La corte costituzionale ha, poi ulteriormente precisato che il principio di uguaglianza implica che non possa non riconoscersi anche al professionista padre, tale facoltà già riconosciuta ai padri che svolgano un’attività di lavoro dipendente.
Per questi motivi con la citata pronuncia n. 385/2005 la Consulta ha inteso ribadire il carattere discriminatorio di tale ingiustificata assenza di tutela normativa per i padri liberi professionisti, con conseguente dichiarazione di illegittimità costituzionale, degli artt. 70 e 72 del d.lgs. 151/2001; senza tuttavia dimenticare che «rimane comunque riservato al legislatore il compito di approntare un meccanismo attuativo che consenta anche al lavoratore padre un’adeguata tutela».
Ciò detto, con riferimento al caso specifico, i giudici della Suprema Corte di Cassazione hanno inteso risolvere la questione in maniera positiva, accogliendo l’istanza del ricorrente.
L’assenza di tutela normativa “non può giustificare – hanno affermato – il mancato riconoscimento del diritto del padre adottivo a fruire della indennità in luogo della madre, rispetto alla analoga situazione del lavoratore dipendente.

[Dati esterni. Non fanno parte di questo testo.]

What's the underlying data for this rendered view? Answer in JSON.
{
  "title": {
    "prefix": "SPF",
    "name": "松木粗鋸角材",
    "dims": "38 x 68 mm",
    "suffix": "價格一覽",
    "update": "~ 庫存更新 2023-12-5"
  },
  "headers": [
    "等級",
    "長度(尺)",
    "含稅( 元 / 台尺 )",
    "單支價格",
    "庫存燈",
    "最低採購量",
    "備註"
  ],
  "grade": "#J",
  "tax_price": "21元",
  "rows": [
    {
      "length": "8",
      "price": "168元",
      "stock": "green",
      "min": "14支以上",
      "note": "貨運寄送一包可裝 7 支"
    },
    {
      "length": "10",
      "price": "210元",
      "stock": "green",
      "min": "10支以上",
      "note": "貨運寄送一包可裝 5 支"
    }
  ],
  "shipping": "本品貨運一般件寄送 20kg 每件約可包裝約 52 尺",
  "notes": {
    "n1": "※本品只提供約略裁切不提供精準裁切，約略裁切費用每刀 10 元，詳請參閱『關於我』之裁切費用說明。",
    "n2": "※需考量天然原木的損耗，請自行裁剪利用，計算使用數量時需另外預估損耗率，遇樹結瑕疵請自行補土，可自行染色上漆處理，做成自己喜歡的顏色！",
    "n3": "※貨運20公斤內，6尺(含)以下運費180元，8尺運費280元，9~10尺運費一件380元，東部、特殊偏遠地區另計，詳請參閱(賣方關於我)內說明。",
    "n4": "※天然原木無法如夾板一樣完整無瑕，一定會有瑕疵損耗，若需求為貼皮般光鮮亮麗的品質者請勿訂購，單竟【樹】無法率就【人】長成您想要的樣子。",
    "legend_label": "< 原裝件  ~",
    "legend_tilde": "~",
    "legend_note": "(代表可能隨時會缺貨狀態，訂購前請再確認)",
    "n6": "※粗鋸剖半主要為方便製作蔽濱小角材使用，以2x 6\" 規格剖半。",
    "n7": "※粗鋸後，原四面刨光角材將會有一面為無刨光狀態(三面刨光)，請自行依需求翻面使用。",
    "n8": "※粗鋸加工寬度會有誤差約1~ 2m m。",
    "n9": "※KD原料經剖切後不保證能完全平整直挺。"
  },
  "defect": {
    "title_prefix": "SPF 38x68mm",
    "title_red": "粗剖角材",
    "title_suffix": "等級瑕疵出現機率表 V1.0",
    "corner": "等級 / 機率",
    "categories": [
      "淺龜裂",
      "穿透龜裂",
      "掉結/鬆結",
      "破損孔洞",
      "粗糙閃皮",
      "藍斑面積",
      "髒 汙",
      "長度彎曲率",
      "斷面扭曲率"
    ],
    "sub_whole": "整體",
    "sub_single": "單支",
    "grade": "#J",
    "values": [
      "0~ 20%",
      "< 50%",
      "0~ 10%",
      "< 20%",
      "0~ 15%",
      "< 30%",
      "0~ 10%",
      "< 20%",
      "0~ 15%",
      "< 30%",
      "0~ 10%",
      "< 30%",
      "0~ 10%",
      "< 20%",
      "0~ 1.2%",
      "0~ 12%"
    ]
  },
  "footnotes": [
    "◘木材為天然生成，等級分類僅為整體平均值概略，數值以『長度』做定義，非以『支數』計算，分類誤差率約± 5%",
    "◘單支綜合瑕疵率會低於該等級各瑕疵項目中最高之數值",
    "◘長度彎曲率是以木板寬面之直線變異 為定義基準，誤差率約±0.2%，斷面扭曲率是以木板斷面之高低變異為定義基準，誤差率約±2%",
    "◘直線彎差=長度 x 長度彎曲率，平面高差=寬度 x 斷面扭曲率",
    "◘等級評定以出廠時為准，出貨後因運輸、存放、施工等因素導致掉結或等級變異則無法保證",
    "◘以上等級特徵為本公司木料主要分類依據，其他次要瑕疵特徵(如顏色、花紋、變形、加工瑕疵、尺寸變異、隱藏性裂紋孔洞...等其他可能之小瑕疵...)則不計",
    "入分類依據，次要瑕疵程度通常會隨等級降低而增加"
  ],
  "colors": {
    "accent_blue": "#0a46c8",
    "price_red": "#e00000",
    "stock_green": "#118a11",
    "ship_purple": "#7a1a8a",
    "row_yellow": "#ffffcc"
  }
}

E già la dichiarazione di tale discriminazione da parte della Consulta è il primo effetto di eliminazione di tale irrazionale disparità di trattamento”.
Perciò “in attesa dell’intervento del legislatore per gli aspetti richiesti dalla Corte costituzionale, il giudice a quo, è comunque tenuto a individuare sul piano interpretativo la regola per il caso concreto che dia concreta vitalità al principio imperativo stabilito con la sentenza di accoglimento”.
La misura dell’indennità
Per quanto riguarda, invece, la misura dell’indennità predetta, i giudici Ermellini hanno chiarito che con riferimento alle libere professioniste vige al diversa regola per cui l’indennità di maternità è corrisposta indipendentemente dall’effettiva astensione dell’attività professionale.
Perciò “a differenza delle ipotesi di lavoro dipendente, la professionista o il professionista che si trova nella condizione di fruire dell’indennità in parola può continuare la propria attività e, quindi, in teoria non subire alcuna flessione reddituale. E in ogni caso, se la finalità dell’indennità è quella di compensare la eventuale flessione del reddito professionale derivante dalla nascita del figlio, è chiaro che non può certo giustificarsi un importo moltiplicato per il numero dei figli nati o adottati giacché non può certo immaginarsi che se non vi fosse stato il parto o l’adozione il medesimo professionista avrebbe realizzato redditi moltiplicati a seconda dei figli”.